Brian Moreno is sashaying as drag queen Lucinda Sky at the PARC Foundation in San Juan. He said that while the reality show “RuPaul’s Drag Race” is popular, thanks to Netflix, his dance collective would be nothing like it: “‘Lucinda Sky’s Big Opening’ is an autobiographical and experimental show that looks inside a drag transformation process, with some aerial arts and cabaret thrown in.”
Other dance performances: Choreographer PJ Rebullida’s “Alive” at Alliance Française de Manille, Raflesia Chiarra Bravo’s “K’raze” at Yuchengco Museum, Burlesque PH’s “Bodabil” at Pineapple Lab. Canadian dancers Fly Lady Di and Diana David are doing “Third World” and “Move Your Dreams,” respectively.
We are curious about the “Down to Fringe” comedy show at Commune café which is tagged “for mature audience.” Deus Sex Machina comedy group is staging two shows at Yuchengco: “Woke Hard, Play Hard” and “Happy Endings.” Young artist Adam Red is exhibiting his art in “Ang Paghuhubad ni Maria” at Pineapple Lab. Fringe Manila is also uncensored, just please keep it legal.

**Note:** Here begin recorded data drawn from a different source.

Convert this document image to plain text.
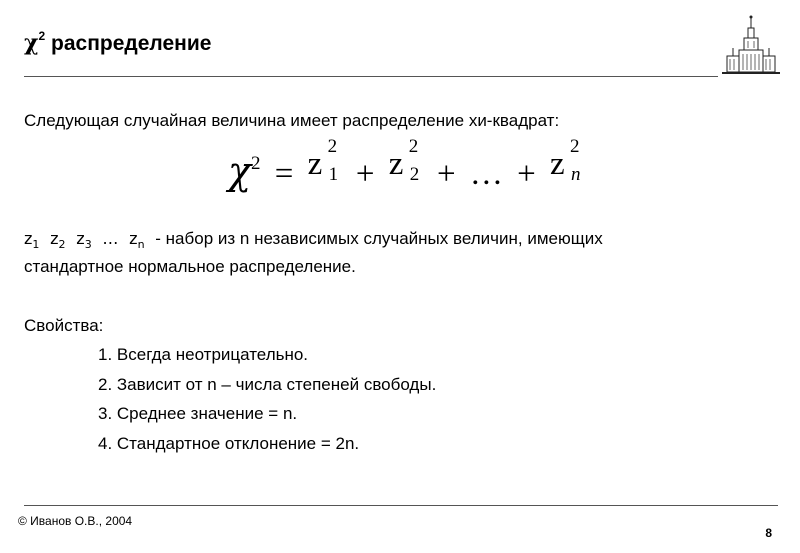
$\chi^2$ распределение
Следующая случайная величина имеет распределение хи-квадрат:
$\chi^2 = z$ 2
1 + z 2
2 + … + z 2
n
$z_1$ $z_2$ $z_3$ … $z_n$ - набор из n независимых случайных величин, имеющих
стандартное нормальное распределение.
Свойства:
1. Всегда неотрицательно.
2. Зависит от n – числа степеней свободы.
3. Среднее значение = n.
4. Стандартное отклонение = 2n.
© Иванов О.В., 2004
8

Hungry? Street artist DeeJae Paeste is doing the “Starving Artist Tour” focused on the food and street scenes of Poblacion.
In Manila, one may join the heritage tour Manila Art Deco Weekend by Old Manila Walks, or the Bambike city tour to rediscover Intramuros on an iconic bamboo bike.
Artist Ilona Fiddy is holding “Tusok-Tusok Vol. 3” tattoo session for those who want a permanent Fringe souvenir.
“Fringe is necessary for Filipinos to have access the arts,” Pamintuan said. “With the government now, it is also important to have a safe space where gender identity is respected and artists can freely express themselves.”